Post
Topic
Board Bitcoin Technical Support
Re: Advice Requested on Full Node Build for Advanced Analytics
by
JuxtaposeLife
on 31/10/2024, 08:09:40 UTC
It's the writing on disk (running close to 80% everytime a block gets to the insert part -- which surprises me with write speeds around 7500MB/s)... I suspect the way I am batching everything for each block all at once is what is causing this speed issue (there can be quite a few utxos per block)
Shouldn't disk writes be handled by file system cache? To compare, even on an old HDD, writing 10 million small files (yes I do crazy things like that) is almost as fast as sustained writes. Reading them is very slow, because then the disk head needs to search for each file. Writing is fast, straight from file system cache onto the disk.
I'm not sure how this would work with a database, but if writing 3500 transactions takes 4 seconds, that seems slow to me.

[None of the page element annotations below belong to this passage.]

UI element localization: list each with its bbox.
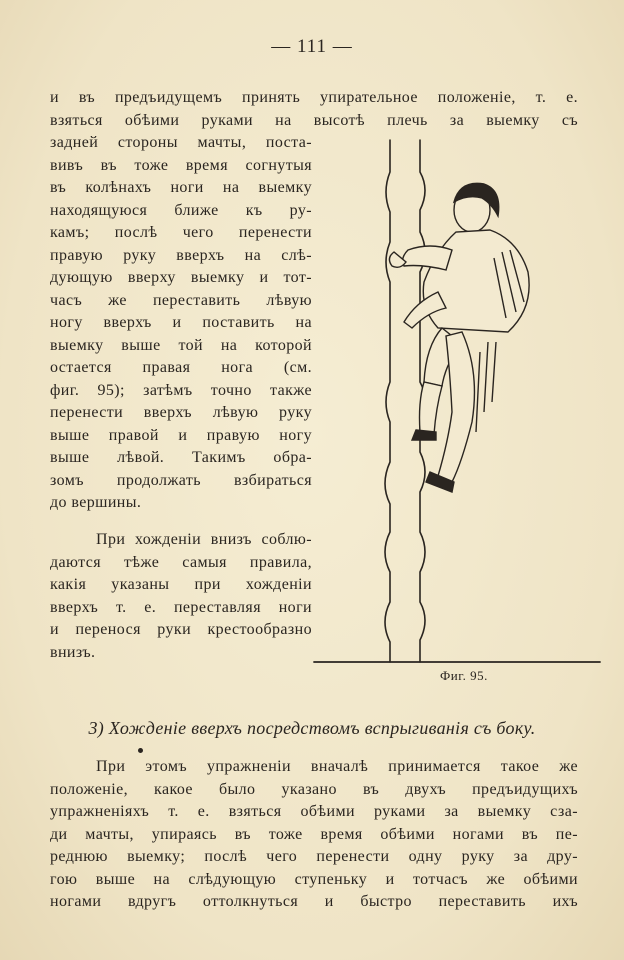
text-line: фиг. 95); затѣмъ точно также xyxy=(50,381,312,399)
text-line: При хожденiи внизъ соблю- xyxy=(96,531,312,548)
text-line: правую руку вверхъ на слѣ- xyxy=(50,246,312,264)
text-line: до вершины. xyxy=(50,494,142,511)
text-line: даются тѣже самыя правила, xyxy=(50,553,312,571)
text-line: остается правая нога (см. xyxy=(50,359,312,376)
text-line: выемку выше той на которой xyxy=(50,336,312,354)
paragraph-section-3 xyxy=(50,756,578,914)
text-line: задней стороны мачты, поста- xyxy=(50,134,312,151)
text-line: перенести вверхъ лѣвую руку xyxy=(50,404,312,421)
text-line: какiя указаны при хожденiи xyxy=(50,576,312,593)
text-line: камъ; послѣ чего перенести xyxy=(50,224,312,241)
text-line: дующую вверху выемку и тот- xyxy=(50,269,312,286)
text-line: и перенося руки крестообразно xyxy=(50,621,312,638)
paragraph-top xyxy=(50,87,578,132)
text-line: въ колѣнахъ ноги на выемку xyxy=(50,179,312,196)
paragraph-descending xyxy=(50,529,312,664)
ink-dot xyxy=(138,748,143,753)
section-heading: 3) Хожденiе вверхъ посредствомъ вспрыгиванiя съ боку. xyxy=(88,718,536,738)
text-line: При этомъ упражненiи вначалѣ принимается такое же xyxy=(96,758,578,775)
text-line: и въ предъидущемъ принять упирательное положенiе, т. е. xyxy=(50,89,578,106)
text-line: вивъ въ тоже время согнутыя xyxy=(50,156,312,174)
text-line: упражненiяхъ т. е. взяться обѣими руками за выемку сза- xyxy=(50,803,578,820)
text-line: гою выше на слѣдующую ступеньку и тотчасъ же обѣими xyxy=(50,870,578,888)
text-line: ногу вверхъ и поставить на xyxy=(50,314,312,331)
text-line: зомъ продолжать взбираться xyxy=(50,471,312,489)
figure-climbing-mast xyxy=(312,132,602,692)
text-line: ногами вдругъ оттолкнуться и быстро переставить ихъ xyxy=(50,893,578,910)
text-line: часъ же переставить лѣвую xyxy=(50,291,312,309)
text-line: находящуюся ближе къ ру- xyxy=(50,201,312,219)
text-line: взяться обѣими руками на высотѣ плечь за выемку съ xyxy=(50,111,578,129)
text-line: вверхъ т. е. переставляя ноги xyxy=(50,598,312,616)
text-line: положенiе, какое было указано въ двухъ предъидущихъ xyxy=(50,780,578,798)
page-number: — 111 — xyxy=(271,36,353,57)
text-line: реднюю выемку; послѣ чего перенести одну руку за дру- xyxy=(50,848,578,865)
text-line: внизъ. xyxy=(50,643,96,661)
text-line: выше лѣвой. Такимъ обра- xyxy=(50,449,312,466)
text-line: выше правой и правую ногу xyxy=(50,426,312,444)
figure-caption: Фиг. 95. xyxy=(440,668,488,683)
text-line: ди мачты, упираясь въ тоже время обѣими ногами въ пе- xyxy=(50,825,578,843)
paragraph-wrapped xyxy=(50,132,312,515)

You're right. I was focused on the inserts, but it must be the update to the UTXOs entries that is causing this slowdown. While processing each new blocks I'm looking for utxo's that have been spent and updating that in the database once they are, along with the reference to the transaction that caused them to become spent. I think I can store these pairing in a file as I go, defer all updates until the end, with a batch update that will be much faster than updating each UTXO one-by-one during ingestion. I'll have to think about that. My problem now is I'm been running for almost a week, and I don't want to miss something, leaving me in a state where I would have to start over haha

I think I'm getting closer to solving this... you've been right, it shouldn't take this long. This would also explain why it's slowly getting slower. The update search across a growing utxo table is getting linearly longer and longer... I'm up to 700m utxos

Shouldn't disk writes be handled by file system cache? To compare, even on an old HDD, writing 10 million small files (yes I do crazy things like that) is almost as fast as sustained writes. Reading them is very slow, because then the disk head needs to search for each file. Writing is fast, straight from file system cache onto the disk.
I'm not sure how this would work with a database, but if writing 3500 transactions takes 4 seconds, that seems slow to me.

Completely depends on the filesystem.

Most of them like ext3, ext4 and such use journalling, so when you batch all that data to write into the disk, it actually goes inside the journal first.

Usually the default settings of the journal is to write deltas of the changed bytes on to the disk. This is more reliable than just doing a write-back to the disk, but it's slightly slower.

You can actually change the filesystem settings to more aggressively utilize the disk cache, but it will only take effect on the next reboot.

Interesting. I'll look into this.

====

Thanks again for all the thoughts and ideas. This has been extremely helpful!